Tiffany is delighted to meet the robbers – this is an exquisite, pivotal moment in the narrative, in which fear evaporates, and text and illustration embrace. Finding no riches, the Robbers take the child and make her comfortable in their cave. When Tiffany discovers all the stolen treasure pointlessly stashed away there, she questions the robbers' intentions. She, of course, knows right from wrong, and soon the money is put to good use buying a splendid castle that becomes a happy home for all lost, unhappy and abandoned children. It is a perfectly pitched parable.

Moon Man (1966) is equally powerful. Having watched enviously as the people on earth enjoy themselves, the Man in the Moon daringly dives down to join them. Crash-landing on Earth, he's not welcomed, but regarded as an undesirable alien and put behind bars. There is an inspired moment when, sitting alone in his prison cell, Moon Man begins to get smaller. "Why, I must be in my third quarter," he thinks happily.
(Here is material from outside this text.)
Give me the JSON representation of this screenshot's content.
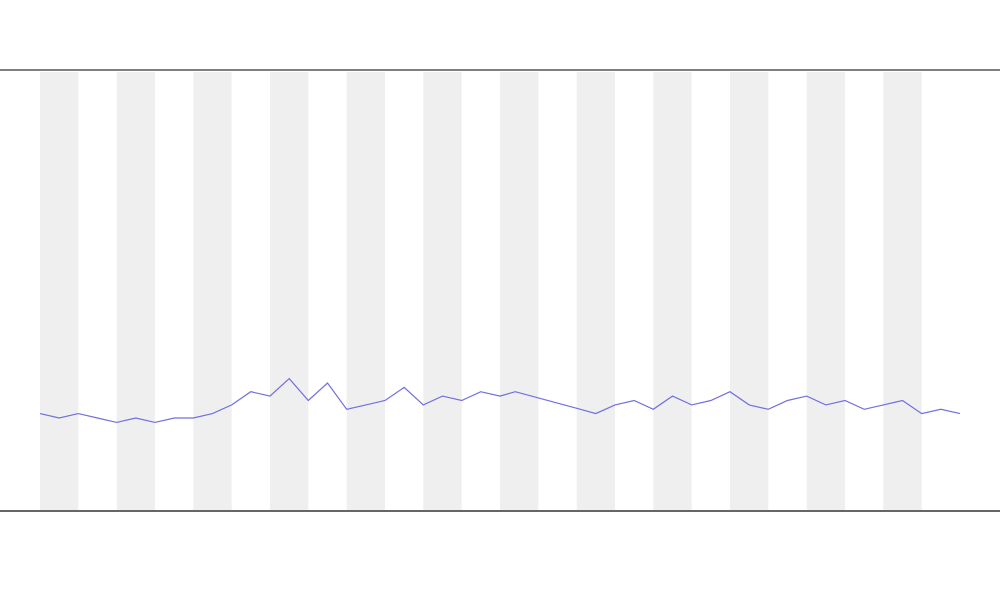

Day by day he gets thinner and is soon able to slip through the bars.

Although they were first published decades ago, these beautiful, thought-provoking books have a timeless humour, appeal and relevance, and are accessible at all levels of understanding.

When he draws, Ungerer never uses an eraser, preferring to redraw something as often as 30 times to get it right, but without losing the spontaneity. He is rarely satisfied, and hates to look back at his work. Sure enough, when I am leafing through The Three Robbers with him, he seizes the touching picture of Tiffany gently cradled in the robber's arms, and finds fault with it. "That's not how I would do it now," he says with a rueful smile.